Talk:Richard Nixon
I'm not a cheerleader for Nixon, but can someone explain the relevance of this quote: "His mother was a devout Quaker and a wonderful parent. But his father, Frank Nixon, was a slightly paranoid, bitter man, and Richard took more after his father." Could we have a reference for this statement? Since when are the words "Quaker" and "paranoid" antonyms?
I stand by my statement that Nixon's mother was a devout Quaker and wonderful parent; that Nixon's father was slightly paranoid and bitter, and that Nixon took more after his father.
True, "Quaker" and "paranoid" are not antonyms, but "devout Quakers" are very rarely paranoid, as the religion places a heavy emphasis on trust and love of all people, and paranoids are very rarely able to make that commitment.
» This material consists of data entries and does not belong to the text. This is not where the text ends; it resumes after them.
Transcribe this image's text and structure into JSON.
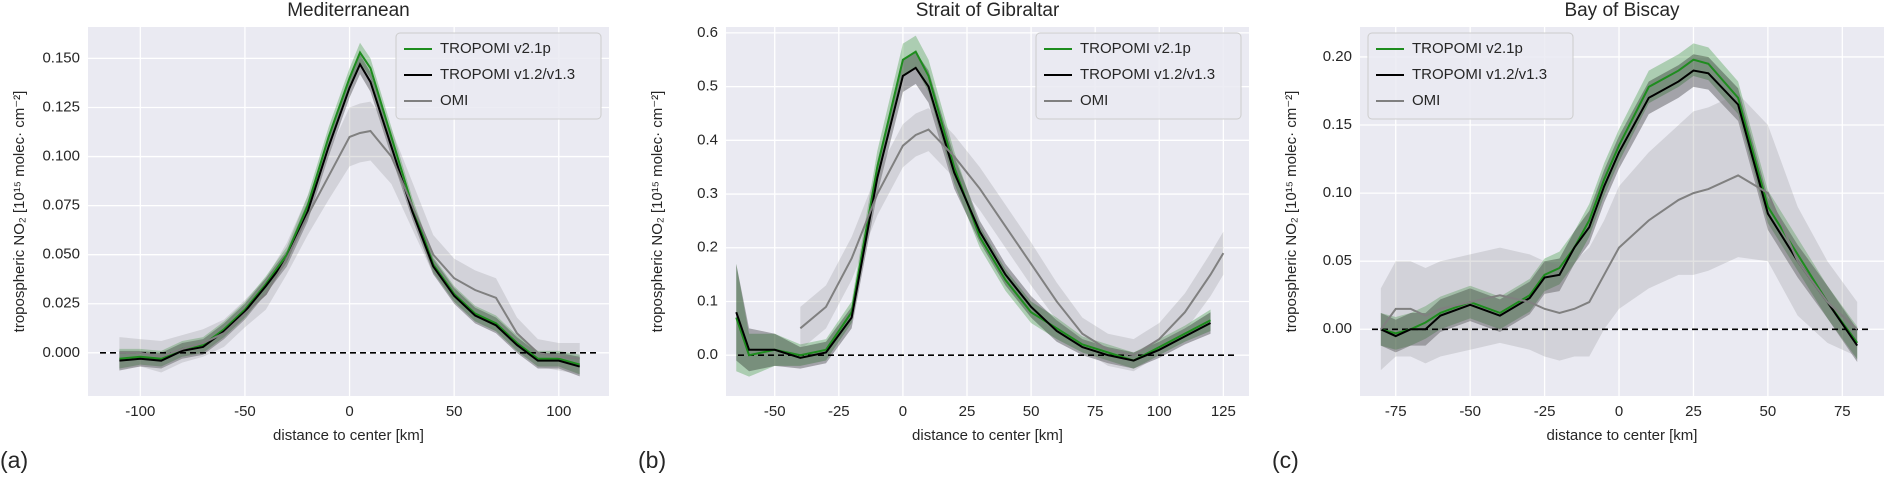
{
  "chart_data": [
    {
      "type": "line",
      "title": "Mediterranean",
      "label": "(a)",
      "xlabel": "distance to center [km]",
      "ylabel": "tropospheric NO₂ [10¹⁵ molec· cm⁻²]",
      "x": [
        -110,
        -100,
        -90,
        -80,
        -70,
        -60,
        -50,
        -40,
        -30,
        -20,
        -10,
        0,
        5,
        10,
        20,
        30,
        40,
        50,
        60,
        70,
        80,
        90,
        100,
        110
      ],
      "series": [
        {
          "name": "TROPOMI v2.1p",
          "color": "#1e8c1e",
          "values": [
            -0.003,
            -0.002,
            -0.003,
            0.002,
            0.004,
            0.012,
            0.022,
            0.035,
            0.05,
            0.075,
            0.11,
            0.14,
            0.153,
            0.145,
            0.11,
            0.075,
            0.045,
            0.03,
            0.02,
            0.015,
            0.005,
            -0.003,
            -0.003,
            -0.006
          ],
          "err": [
            0.005,
            0.004,
            0.004,
            0.004,
            0.004,
            0.004,
            0.004,
            0.004,
            0.004,
            0.005,
            0.005,
            0.005,
            0.005,
            0.005,
            0.005,
            0.004,
            0.004,
            0.004,
            0.004,
            0.004,
            0.004,
            0.004,
            0.004,
            0.005
          ]
        },
        {
          "name": "TROPOMI v1.2/v1.3",
          "color": "#000000",
          "values": [
            -0.004,
            -0.003,
            -0.004,
            0.001,
            0.003,
            0.011,
            0.021,
            0.034,
            0.048,
            0.072,
            0.105,
            0.135,
            0.147,
            0.138,
            0.105,
            0.072,
            0.044,
            0.029,
            0.019,
            0.014,
            0.004,
            -0.004,
            -0.004,
            -0.007
          ],
          "err": [
            0.005,
            0.004,
            0.004,
            0.004,
            0.004,
            0.004,
            0.004,
            0.004,
            0.004,
            0.005,
            0.005,
            0.005,
            0.005,
            0.005,
            0.005,
            0.004,
            0.004,
            0.004,
            0.004,
            0.004,
            0.004,
            0.004,
            0.004,
            0.005
          ]
        },
        {
          "name": "OMI",
          "color": "#808080",
          "values": [
            0.0,
            0.0,
            -0.002,
            0.002,
            0.005,
            0.01,
            0.02,
            0.03,
            0.048,
            0.07,
            0.09,
            0.11,
            0.112,
            0.113,
            0.1,
            0.075,
            0.05,
            0.038,
            0.032,
            0.028,
            0.01,
            0.0,
            -0.002,
            -0.003
          ],
          "err": [
            0.008,
            0.007,
            0.008,
            0.007,
            0.007,
            0.007,
            0.007,
            0.008,
            0.008,
            0.01,
            0.012,
            0.015,
            0.015,
            0.015,
            0.014,
            0.012,
            0.01,
            0.01,
            0.01,
            0.01,
            0.008,
            0.007,
            0.007,
            0.008
          ]
        }
      ],
      "hline": 0,
      "xlim": [
        -125,
        124
      ],
      "ylim": [
        -0.022,
        0.166
      ],
      "xticks": [
        -100,
        -50,
        0,
        50,
        100
      ],
      "yticks": [
        {
          "value": 0,
          "label": "0.000"
        },
        {
          "value": 0.025,
          "label": "0.025"
        },
        {
          "value": 0.05,
          "label": "0.050"
        },
        {
          "value": 0.075,
          "label": "0.075"
        },
        {
          "value": 0.1,
          "label": "0.100"
        },
        {
          "value": 0.125,
          "label": "0.125"
        },
        {
          "value": 0.15,
          "label": "0.150"
        }
      ],
      "grid": true,
      "legend": "upper right"
    },
    {
      "type": "line",
      "title": "Strait of Gibraltar",
      "label": "(b)",
      "xlabel": "distance to center [km]",
      "ylabel": "tropospheric NO₂ [10¹⁵ molec· cm⁻²]",
      "x": [
        -65,
        -60,
        -50,
        -40,
        -30,
        -20,
        -10,
        0,
        5,
        10,
        20,
        30,
        40,
        50,
        60,
        70,
        80,
        90,
        100,
        110,
        120,
        125
      ],
      "series": [
        {
          "name": "TROPOMI v2.1p",
          "color": "#1e8c1e",
          "values": [
            0.07,
            0.0,
            0.01,
            0.0,
            0.01,
            0.08,
            0.35,
            0.55,
            0.565,
            0.52,
            0.35,
            0.22,
            0.14,
            0.08,
            0.05,
            0.02,
            0.005,
            -0.01,
            0.015,
            0.04,
            0.065,
            null
          ],
          "err": [
            0.1,
            0.04,
            0.03,
            0.02,
            0.02,
            0.02,
            0.03,
            0.03,
            0.03,
            0.03,
            0.03,
            0.02,
            0.02,
            0.02,
            0.02,
            0.015,
            0.015,
            0.015,
            0.015,
            0.015,
            0.02,
            null
          ]
        },
        {
          "name": "TROPOMI v1.2/v1.3",
          "color": "#000000",
          "values": [
            0.08,
            0.01,
            0.01,
            -0.005,
            0.005,
            0.07,
            0.33,
            0.52,
            0.535,
            0.5,
            0.34,
            0.23,
            0.15,
            0.09,
            0.045,
            0.015,
            0.0,
            -0.01,
            0.01,
            0.035,
            0.06,
            null
          ],
          "err": [
            0.09,
            0.04,
            0.03,
            0.02,
            0.02,
            0.02,
            0.03,
            0.03,
            0.03,
            0.03,
            0.03,
            0.02,
            0.02,
            0.02,
            0.02,
            0.015,
            0.015,
            0.015,
            0.015,
            0.015,
            0.02,
            null
          ]
        },
        {
          "name": "OMI",
          "color": "#808080",
          "values": [
            null,
            null,
            null,
            0.05,
            0.09,
            0.18,
            0.3,
            0.39,
            0.41,
            0.42,
            0.37,
            0.31,
            0.24,
            0.17,
            0.1,
            0.04,
            0.01,
            0.0,
            0.03,
            0.08,
            0.15,
            0.19
          ],
          "err": [
            null,
            null,
            null,
            0.04,
            0.04,
            0.04,
            0.04,
            0.04,
            0.04,
            0.04,
            0.04,
            0.04,
            0.04,
            0.04,
            0.035,
            0.03,
            0.03,
            0.03,
            0.03,
            0.035,
            0.04,
            0.04
          ]
        }
      ],
      "hline": 0,
      "xlim": [
        -69,
        135
      ],
      "ylim": [
        -0.076,
        0.611
      ],
      "xticks": [
        -50,
        -25,
        0,
        25,
        50,
        75,
        100,
        125
      ],
      "yticks": [
        {
          "value": 0,
          "label": "0.0"
        },
        0.1,
        0.2,
        0.3,
        0.4,
        0.5,
        0.6
      ],
      "grid": true,
      "legend": "upper right"
    },
    {
      "type": "line",
      "title": "Bay of Biscay",
      "label": "(c)",
      "xlabel": "distance to center [km]",
      "ylabel": "tropospheric NO₂ [10¹⁵ molec· cm⁻²]",
      "x": [
        -80,
        -75,
        -70,
        -65,
        -60,
        -50,
        -40,
        -30,
        -25,
        -20,
        -15,
        -10,
        -5,
        0,
        10,
        20,
        25,
        30,
        40,
        50,
        60,
        70,
        80
      ],
      "series": [
        {
          "name": "TROPOMI v2.1p",
          "color": "#1e8c1e",
          "values": [
            0.0,
            -0.003,
            0.0,
            0.005,
            0.012,
            0.02,
            0.012,
            0.025,
            0.04,
            0.045,
            0.06,
            0.08,
            0.11,
            0.135,
            0.178,
            0.19,
            0.198,
            0.195,
            0.17,
            0.09,
            0.055,
            0.02,
            -0.01
          ],
          "err": [
            0.012,
            0.012,
            0.012,
            0.012,
            0.012,
            0.012,
            0.012,
            0.012,
            0.012,
            0.012,
            0.012,
            0.012,
            0.012,
            0.012,
            0.012,
            0.012,
            0.012,
            0.012,
            0.012,
            0.012,
            0.012,
            0.012,
            0.012
          ]
        },
        {
          "name": "TROPOMI v1.2/v1.3",
          "color": "#000000",
          "values": [
            0.0,
            -0.005,
            0.0,
            0.0,
            0.01,
            0.018,
            0.01,
            0.023,
            0.038,
            0.04,
            0.06,
            0.075,
            0.105,
            0.13,
            0.17,
            0.182,
            0.19,
            0.188,
            0.165,
            0.085,
            0.05,
            0.02,
            -0.012
          ],
          "err": [
            0.012,
            0.012,
            0.012,
            0.012,
            0.012,
            0.012,
            0.012,
            0.012,
            0.012,
            0.012,
            0.012,
            0.012,
            0.012,
            0.012,
            0.012,
            0.012,
            0.012,
            0.012,
            0.012,
            0.012,
            0.012,
            0.012,
            0.012
          ]
        },
        {
          "name": "OMI",
          "color": "#808080",
          "values": [
            0.0,
            0.015,
            0.015,
            0.01,
            0.015,
            0.02,
            0.025,
            0.02,
            0.015,
            0.012,
            0.015,
            0.02,
            0.04,
            0.06,
            0.08,
            0.095,
            0.1,
            0.103,
            0.113,
            0.1,
            0.05,
            0.02,
            0.0
          ],
          "err": [
            0.03,
            0.035,
            0.035,
            0.035,
            0.035,
            0.035,
            0.035,
            0.035,
            0.035,
            0.035,
            0.035,
            0.04,
            0.04,
            0.045,
            0.05,
            0.055,
            0.06,
            0.06,
            0.06,
            0.05,
            0.04,
            0.03,
            0.02
          ]
        }
      ],
      "hline": 0,
      "xlim": [
        -87,
        89
      ],
      "ylim": [
        -0.049,
        0.222
      ],
      "xticks": [
        -75,
        -50,
        -25,
        0,
        25,
        50,
        75
      ],
      "yticks": [
        {
          "value": 0,
          "label": "0.00"
        },
        {
          "value": 0.05,
          "label": "0.05"
        },
        {
          "value": 0.1,
          "label": "0.10"
        },
        {
          "value": 0.15,
          "label": "0.15"
        },
        {
          "value": 0.2,
          "label": "0.20"
        }
      ],
      "grid": true,
      "legend": "upper left"
    }
  ]
}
You asked for sources. "In Search of Nixon," a respected work by Bruce Mazlish, makes clear that Hannah Nixon was devout and that Richard felt close to her as a boy; that Frank was somewhat bitter and that Richard felt more distant from him.
Nixon's 1968 speech to the Republican Convention was also revealing.
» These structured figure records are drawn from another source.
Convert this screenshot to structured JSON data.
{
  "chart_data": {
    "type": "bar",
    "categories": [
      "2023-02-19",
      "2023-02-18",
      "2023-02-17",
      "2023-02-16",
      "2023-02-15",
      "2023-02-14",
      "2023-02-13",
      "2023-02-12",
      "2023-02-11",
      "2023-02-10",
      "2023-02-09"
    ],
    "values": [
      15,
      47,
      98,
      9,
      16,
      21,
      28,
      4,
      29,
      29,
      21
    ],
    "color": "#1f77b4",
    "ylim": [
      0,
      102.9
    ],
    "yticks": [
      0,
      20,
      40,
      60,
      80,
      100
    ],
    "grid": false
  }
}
He spoke of himself. "I see another child...he is helped on his journey through life. A father who had to go to work before he finished the sixth grade, sacrificed everything so that his sons could go to college. A gentle Quaker mother, with a passionate concern for peace."
Fathers who sacrifice EVERYTHING are often bitter, and it's revealing that he spoke of his father in terms of total sacrifice, his mother in terms of gentility and peace.
That Nixon took more after his father than mother is abundantly clear by his angry and paranoid behavior around the Watergate scandal that drove him from office.